O zihniyet nasıl değişebilir?
- Okullarda cinsel eğitim verilmesi çok önemli. Avrupa’daki okullarda çocuklar 12 yaşında, kadının ve erkeğin anatomisini, cinselliği öğrenir. Hem kendini hem de karşı cinsi anlar. 18’ine gelince kadınlara bakışı daha sağlıklı olur. Kadınla konuşabileceğini, çalışabileceğini, hoş vakit geçirebileceğini, onun da bir birey olduğunu daha rahat anlar.
TÜRK KADINLARI ÇOK TATLI AMA HEP BASKI ALTINDA
“Sanatın sınırı olur mu?” meselesine siz nasıl bakıyorsunuz?
- Bence sanatın sınırı olmaz, ama her şey de sanat olmaz.
Şükran Moral’ın, bir kadınla seviştiği performansı hangi tarafta?
- Bir galeride, insanların karşısında iki kadının canlı olarak sevişmesi, sanat kavramının içini doldurmayabilir. Çünkü ne işe yarıyor? Kime, ne veriyor? Ne demek istiyor? Yine de ben bir izleyici olsam, izlemekten rahatsız olmazdım.

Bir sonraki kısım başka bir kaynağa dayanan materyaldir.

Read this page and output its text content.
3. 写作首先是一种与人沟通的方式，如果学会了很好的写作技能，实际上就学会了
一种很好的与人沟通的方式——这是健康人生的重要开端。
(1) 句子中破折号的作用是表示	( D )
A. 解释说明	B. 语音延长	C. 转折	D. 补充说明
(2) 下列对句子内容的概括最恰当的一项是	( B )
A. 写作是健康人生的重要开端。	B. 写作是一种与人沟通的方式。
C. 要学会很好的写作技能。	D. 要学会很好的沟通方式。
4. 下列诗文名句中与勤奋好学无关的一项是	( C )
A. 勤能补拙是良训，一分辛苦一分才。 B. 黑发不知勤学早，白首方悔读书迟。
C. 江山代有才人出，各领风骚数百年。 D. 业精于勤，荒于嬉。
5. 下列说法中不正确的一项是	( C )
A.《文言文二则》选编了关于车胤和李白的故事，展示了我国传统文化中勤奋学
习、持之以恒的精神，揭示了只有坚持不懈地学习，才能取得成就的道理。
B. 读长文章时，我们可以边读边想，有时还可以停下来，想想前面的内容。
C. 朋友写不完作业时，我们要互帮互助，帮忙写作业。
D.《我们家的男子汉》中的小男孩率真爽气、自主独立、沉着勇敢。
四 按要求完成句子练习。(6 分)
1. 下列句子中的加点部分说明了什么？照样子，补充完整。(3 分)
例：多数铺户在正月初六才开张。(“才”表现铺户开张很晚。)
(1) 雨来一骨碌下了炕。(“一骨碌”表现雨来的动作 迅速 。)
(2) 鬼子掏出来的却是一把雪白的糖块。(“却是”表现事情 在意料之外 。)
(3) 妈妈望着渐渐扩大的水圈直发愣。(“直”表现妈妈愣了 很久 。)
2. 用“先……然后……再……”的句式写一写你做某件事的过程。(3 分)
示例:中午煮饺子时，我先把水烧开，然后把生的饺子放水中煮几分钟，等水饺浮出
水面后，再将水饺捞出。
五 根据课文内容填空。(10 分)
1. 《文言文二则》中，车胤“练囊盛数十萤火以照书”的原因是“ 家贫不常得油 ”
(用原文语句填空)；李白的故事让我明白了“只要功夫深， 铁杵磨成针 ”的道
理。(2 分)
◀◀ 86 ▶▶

Türk kadınları hakkında ne düşünüyorsunuz?
- Türk kadınları çok tatlılar, ama maske takmak zorunda kalıyorlar. Baskı içinde yaşamak kadar saçma bir olay yok.
Üç kız kardeşiniz var. Kadınlar arasında büyümenin ne gibi artıları var?
- İki ablam ve bir kız kardeşim var; dertlerini, aşk acılarını, tepkilerini, beklentilerini biliyorum. Kadınları çok seviyorum. Karşımdaki kadını kız kardeşim yerine koyup, ne istediğini daha iyi anlayabiliyorum.
Türk erkekleri konusunda ne dersiniz?
- Hiçbir zaman bir Türk erkeği olamam sanırım; ancak ekranda başarabiliyorum. Ama bazen sinirlenmem gerekiyor, çok Avrupai çıkıyor o sinir. Yönetmen kesiyor, “Türk erkekleri böyle sinirlenmez” diyor. O zaman vurup kırmaya, bağırmaya başlıyorum. Geçenlerde Mustafa’nın ailesiyle vedalaşma sahnesi vardı. Tuttum anneme sarıldım. Hemen “Kes” sesi geldi yönetmenden. “Oğlum ne yapıyorsun? Burada öyle vedalaşılmaz anneyle, elini öpeceksin” dedi. Ekran dışında Parisli olmayı tercih ediyorum. Mesela kız arkadaşım mini etek giyerse, arkadaşlarıyla gece dışarı çıkarsa hiç karışmam. Onun özgürlüğü ve aklı yok mu?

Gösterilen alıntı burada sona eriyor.